2) Oggi c’era la seconda seduta della chemio e io non ho potuto accompagnarla perchè sono raffreddata di brutto e in reparto, probabilmente, non mi avrebbero nemmeno fatto entrare. C’è andata mia zia, e io sono andata a prendere mia nonna che si stabilisce qui a tempo indeterminato (diomio), ma siccome ha la pressione a cinquemila miliardi e la capacità di gestione delle emergenze pari a un cucciolo non svezzato di labrador (cit.), non so quanto potrà essere utile nei prossimi giorni. Madre dice che le hanno cambiato i farmaci per il vomito e avendone una copiosa scorta non dovrebbero presentarsi i problemi dell’altra volta, ma non si sa mai. Nel caso dovrò organizzarmi su due fronti: madre che vomita e nonna che rischia l’ictus. Benissimo.

3) Paolo se n’è andato martedì, anzi, lunedì notte. Io e David l’abbiamo accompagnato all’aeroporto tipo alle 4 di mattina, perchè partiva alle 6. Era circolata la voce che dovesse stare via tre mesi, invece che uno, perchè il turno normale sarebbe due ma lui aveva il passaporto scaduto e non è potuto partire. Allora gli hanno chiesto se voleva farne in tutto tre. Lui non era molto convinto ma madre gli ha detto di accettare, ché abbiamo bisogno di soldi. Lui continuava a non essere convinto e poi è tornato dal lavoro dicendo che non gli avevano accettato la richiesta. Quindi sta via un mese solo ed è abbastanza un sollievo, soldi a parte, vabbè.

4) Il mio simpaticissimo relatore, dopo avermi assegnato un tema e avermi fatto un discorsetto che si può riassumere con le parole vaya con dios, si è fatto vivo dopo mesi, a tesi quasi finita, per spiegarmi come si fa una tesi: ovviamente non come l’ho fatta io da sola. Sorpresa! Le parole chiave erano impianto bibliografico e prestito interbibliotecario. Volevo andare oggi in facoltà a informarmi su come funziona la cosa del prestito interbibliotecario, ma per scongiurare l’ictus alla nonna è meglio se sto a casa e ci vado domani; anche se con le vacanze di Natale in arrivo sono molto preoccupata.
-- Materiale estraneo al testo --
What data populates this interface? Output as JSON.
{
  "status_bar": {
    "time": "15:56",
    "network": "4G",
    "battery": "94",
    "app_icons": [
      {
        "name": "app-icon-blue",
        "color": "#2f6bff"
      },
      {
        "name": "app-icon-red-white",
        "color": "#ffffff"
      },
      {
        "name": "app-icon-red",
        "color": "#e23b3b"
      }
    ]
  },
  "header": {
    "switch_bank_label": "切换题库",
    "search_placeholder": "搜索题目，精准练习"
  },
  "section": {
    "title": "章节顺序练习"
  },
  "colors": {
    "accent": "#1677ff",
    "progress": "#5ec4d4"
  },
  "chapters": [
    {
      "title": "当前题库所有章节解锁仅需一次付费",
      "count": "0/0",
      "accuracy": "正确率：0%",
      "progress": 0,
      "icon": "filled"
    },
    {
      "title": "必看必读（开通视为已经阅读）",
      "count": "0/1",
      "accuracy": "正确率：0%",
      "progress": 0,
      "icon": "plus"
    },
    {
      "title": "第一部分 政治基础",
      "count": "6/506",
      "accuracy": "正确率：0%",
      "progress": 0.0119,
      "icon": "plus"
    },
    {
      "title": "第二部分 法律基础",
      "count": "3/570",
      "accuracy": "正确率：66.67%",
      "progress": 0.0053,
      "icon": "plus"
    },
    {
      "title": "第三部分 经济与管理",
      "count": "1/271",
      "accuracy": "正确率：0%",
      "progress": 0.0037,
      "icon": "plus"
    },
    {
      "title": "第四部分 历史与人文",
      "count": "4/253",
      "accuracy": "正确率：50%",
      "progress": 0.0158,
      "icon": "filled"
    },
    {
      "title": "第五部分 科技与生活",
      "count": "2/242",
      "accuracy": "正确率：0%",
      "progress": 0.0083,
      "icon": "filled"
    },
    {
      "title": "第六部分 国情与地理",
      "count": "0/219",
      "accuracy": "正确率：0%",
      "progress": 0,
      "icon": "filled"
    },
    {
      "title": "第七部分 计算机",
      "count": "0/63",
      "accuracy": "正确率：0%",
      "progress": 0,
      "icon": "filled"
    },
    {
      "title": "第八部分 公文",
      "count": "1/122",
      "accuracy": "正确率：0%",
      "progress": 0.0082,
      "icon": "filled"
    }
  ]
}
5) Natale. Cristo. Non sono per niente nel mood natalizio e probabilmente per quest’anno passerò del tutto. Il salotto l’abbiamo decorato, io ho dato il mio mongolissimo apporto, e stamattina mi sono fatta comprare un Babbonatale di cioccolata da mia nonna per metterlo in cucina; ho un po’ di soldi per fare regali, anzi, un paio li ho già comprati; ma niente. Saranno le menate della serie “dove mangiamo tutti insieme il 25?” che quest’anno hanno proprio rotto il cazzo o il fatto che mia nonna si era già rassegnata a non invitarci perchè tanto “tua mamma sta male” (ma dove? Da qui si evince che non ha capito un cazzo.. e che prima poteva chiedere) o ancora, la bella situazione in cui si trova David e le alte probabilità che nemmeno lui e nonno Gino avranno un posto dove andare. O il fatto che Paolo non c’è, e che mio fratello l’anno scorso ha mostrato la più totale indifferenza verso le feste in famiglia e che tutta la famiglia di mio papà mi sta sul cazzo come pochi altri (i nipoti, quelli che dovrebbero avere la mia età o giù di lì, sono di quelle persone che non solo guardano i Cesaroni, ma che CANTANO LA SIGLA tutti insieme), e che i nonni - gli altri - organizzano il solito pranzo-una-settimana-prima e fingono che sia già Natale e che tutti i figli e i nipoti abbiano deciso di passarlo con loro.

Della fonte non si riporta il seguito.